DAOs Are Out, Borgs Are In
BORGs are the obvious choice to replace the highly flawed and ineffective DAO model
sdecoret/Shutterstock modified by Blockworks
DAOs were originally conceptualized as leaderless crypto-native organizations governed autonomously by communities of token holders.
Today, hardly any purported DAOs truly fit this original description — and the term’s overuse has reduced it to a meme.
It’s time to re-think Web 3 governance. In its recent white paper, Delphi Labs reimagines a new type of crypto-native organization as a balanced synthesis of trustless on-chain automations and traditional legal structures.
This hybrid governance model, aptly dubbed a BORG (or CybOrg), stands to redefine Web 3 — and eventually many other industries.
The flawed DAO model
The DAO model, as currently conceived, is fundamentally flawed.
Few, if any, self-identified DAOs even approach being decentralized or autonomous. Most are essentially unincorporated businesses that are offloading regulatory liability onto token holders. For example, in two recent court cases, officials in the United States insisted that token holders of bZx DAO and Ooki DAO may be personally liable for legal violations by their respective core teams.

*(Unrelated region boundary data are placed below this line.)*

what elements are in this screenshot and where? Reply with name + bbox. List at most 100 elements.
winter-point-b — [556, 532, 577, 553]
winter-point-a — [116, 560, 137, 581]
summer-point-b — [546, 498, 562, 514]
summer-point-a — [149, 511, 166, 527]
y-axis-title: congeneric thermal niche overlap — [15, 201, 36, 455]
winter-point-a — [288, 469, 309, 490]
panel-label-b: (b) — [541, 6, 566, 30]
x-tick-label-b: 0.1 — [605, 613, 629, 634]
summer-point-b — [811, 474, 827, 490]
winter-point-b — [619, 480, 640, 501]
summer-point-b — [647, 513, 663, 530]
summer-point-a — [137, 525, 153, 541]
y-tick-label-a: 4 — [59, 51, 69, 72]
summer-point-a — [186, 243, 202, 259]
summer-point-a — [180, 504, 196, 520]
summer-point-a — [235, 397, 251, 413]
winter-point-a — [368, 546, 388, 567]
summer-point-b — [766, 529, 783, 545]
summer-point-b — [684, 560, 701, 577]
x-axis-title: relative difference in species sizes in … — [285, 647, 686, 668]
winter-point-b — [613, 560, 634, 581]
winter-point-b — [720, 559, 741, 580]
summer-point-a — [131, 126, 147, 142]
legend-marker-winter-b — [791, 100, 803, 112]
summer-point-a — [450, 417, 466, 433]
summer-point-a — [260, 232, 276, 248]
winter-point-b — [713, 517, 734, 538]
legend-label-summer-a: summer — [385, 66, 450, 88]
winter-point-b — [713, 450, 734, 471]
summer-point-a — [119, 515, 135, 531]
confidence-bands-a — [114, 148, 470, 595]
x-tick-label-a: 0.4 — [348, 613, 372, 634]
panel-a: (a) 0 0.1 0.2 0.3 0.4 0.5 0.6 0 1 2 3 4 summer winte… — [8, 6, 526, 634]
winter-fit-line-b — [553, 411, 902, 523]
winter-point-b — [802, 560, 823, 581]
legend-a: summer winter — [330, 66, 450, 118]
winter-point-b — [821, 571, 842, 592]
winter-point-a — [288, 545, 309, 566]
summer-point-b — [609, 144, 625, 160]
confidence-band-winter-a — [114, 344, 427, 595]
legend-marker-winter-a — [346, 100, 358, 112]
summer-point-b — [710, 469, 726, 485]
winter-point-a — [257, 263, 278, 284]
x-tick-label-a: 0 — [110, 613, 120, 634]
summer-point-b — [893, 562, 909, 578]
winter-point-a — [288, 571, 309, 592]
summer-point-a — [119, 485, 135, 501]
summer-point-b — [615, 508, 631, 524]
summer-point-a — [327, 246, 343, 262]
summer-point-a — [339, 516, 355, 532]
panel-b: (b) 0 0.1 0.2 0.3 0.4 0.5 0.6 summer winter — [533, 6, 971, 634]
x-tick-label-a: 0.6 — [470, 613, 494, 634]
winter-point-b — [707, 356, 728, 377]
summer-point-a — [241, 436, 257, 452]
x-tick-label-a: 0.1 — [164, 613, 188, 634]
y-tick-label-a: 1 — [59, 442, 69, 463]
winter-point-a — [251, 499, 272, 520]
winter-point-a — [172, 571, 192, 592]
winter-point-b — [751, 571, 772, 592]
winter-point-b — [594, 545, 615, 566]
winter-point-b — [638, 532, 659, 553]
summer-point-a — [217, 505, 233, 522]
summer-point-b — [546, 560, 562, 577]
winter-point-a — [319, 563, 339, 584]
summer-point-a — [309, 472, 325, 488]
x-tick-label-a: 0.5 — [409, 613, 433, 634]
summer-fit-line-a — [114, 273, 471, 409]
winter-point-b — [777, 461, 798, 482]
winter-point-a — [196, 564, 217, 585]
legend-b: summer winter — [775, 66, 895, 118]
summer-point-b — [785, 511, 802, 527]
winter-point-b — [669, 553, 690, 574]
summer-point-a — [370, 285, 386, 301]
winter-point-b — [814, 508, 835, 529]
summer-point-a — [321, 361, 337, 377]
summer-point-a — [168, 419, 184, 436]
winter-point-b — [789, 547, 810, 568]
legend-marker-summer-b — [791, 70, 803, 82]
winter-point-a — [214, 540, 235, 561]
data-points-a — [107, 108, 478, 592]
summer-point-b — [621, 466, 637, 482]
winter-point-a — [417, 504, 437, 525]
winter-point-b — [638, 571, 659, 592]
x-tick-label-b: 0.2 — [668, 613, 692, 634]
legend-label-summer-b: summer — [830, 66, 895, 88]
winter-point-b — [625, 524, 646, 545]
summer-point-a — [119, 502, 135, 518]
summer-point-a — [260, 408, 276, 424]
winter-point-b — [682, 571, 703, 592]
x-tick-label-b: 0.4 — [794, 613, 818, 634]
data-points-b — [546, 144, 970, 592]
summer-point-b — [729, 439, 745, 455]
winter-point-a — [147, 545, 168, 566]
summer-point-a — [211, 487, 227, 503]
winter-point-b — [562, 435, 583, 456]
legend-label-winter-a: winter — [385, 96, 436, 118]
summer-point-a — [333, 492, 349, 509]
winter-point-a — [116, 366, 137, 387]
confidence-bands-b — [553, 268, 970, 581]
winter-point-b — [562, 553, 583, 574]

Even DAOs that are credibly attempting to decentralize still depend heavily on their core teams.
In truth, it simply isn’t possible — technologically or otherwise — to effectively govern a complex organization without centralized human decision-makers.
The cybernetic organization
The advent of decentralized blockchains and artificial intelligence (AI) has made possible a new type of organization: the trust-minimizing BORG.
In the words of Delphi Labs, a BORG is “a traditional legal entity that uses autonomous technologies (such as smart contracts and AI) to augment the entity’s governance and activities.” The paper adds that “BORGs do not merely use autonomous technologies… BORGs are legally governed by autonomous technologies through tech-specific rules implanted in their charter documents.”
Read more: DAOs and BORGs — What’s the Difference, and Who Cares?
Unlike DAOs, BORGs are compatible with established regulatory frameworks, and can be assimilated into companies’ existing bylaws. In fact, almost any entity — from venture-backed startups, to publicly traded companies, to investment funds — can become a BORG. What matters is that its traditional off-chain legal structure, at least in part, is also enforceable on-chain using trustless, self-governing smart contracts.
Delphi Labs anticipates that BORGs will partly serve as “DAO-adjacent” entities. However, BORGs’ greatest impact is likely to be on traditional enterprises.
Invasion of the BORGs
BORGs’ utility spans practically every business function where the incentives of stakeholders and human intermediaries are imperfectly aligned.
One example cited by Delphi Labs is “tokenized preferred stock that embeds a complex set of liquidation and dividend logics.” This is a compelling idea, but it only scratches the surface.
Ultimately, the entire complex edifice of corporate governance, with all the costly frictions it entails, could potentially become the domain of autonomous BORGs.
BORGs can unlock immense efficiencies. Rather than risk costly proxy fights, a corporation can hard-code its charter into smart contracts, and immutably bind itself to on-chain shareholder votes. Instead of filing burdensome disclosures, management can outsource financial accounting and reporting to self-directed AI.
Asset management faces even greater disruption. From quantitative hedge funds to index-tracking ETFs, any investment strategy that isn’t highly context-dependent can likely be managed more efficiently — and securely — by a trust-minimized BORG.
BORGs are neither democratic nor technocratic by nature. They are neutral, and can be calibrated to varying circumstances or goals. For example, one corporate BORG may be programmed to treat shareholder votes as authoritative; another may treat them as one of many inputs in a dynamic optimization function.
Similarly, BORGs are perfectly capable of conforming to government regulations. However, as blockchain-native entities, they can potentially be rendered impervious to state interference.
BORGs are more than an aspirational ideal. Fully decentralized and autonomous organizations may still be far off, but trust-minimized BORGs are viable today. It won’t be long before BORGs begin reshaping countless industries. Web3 should take the lead.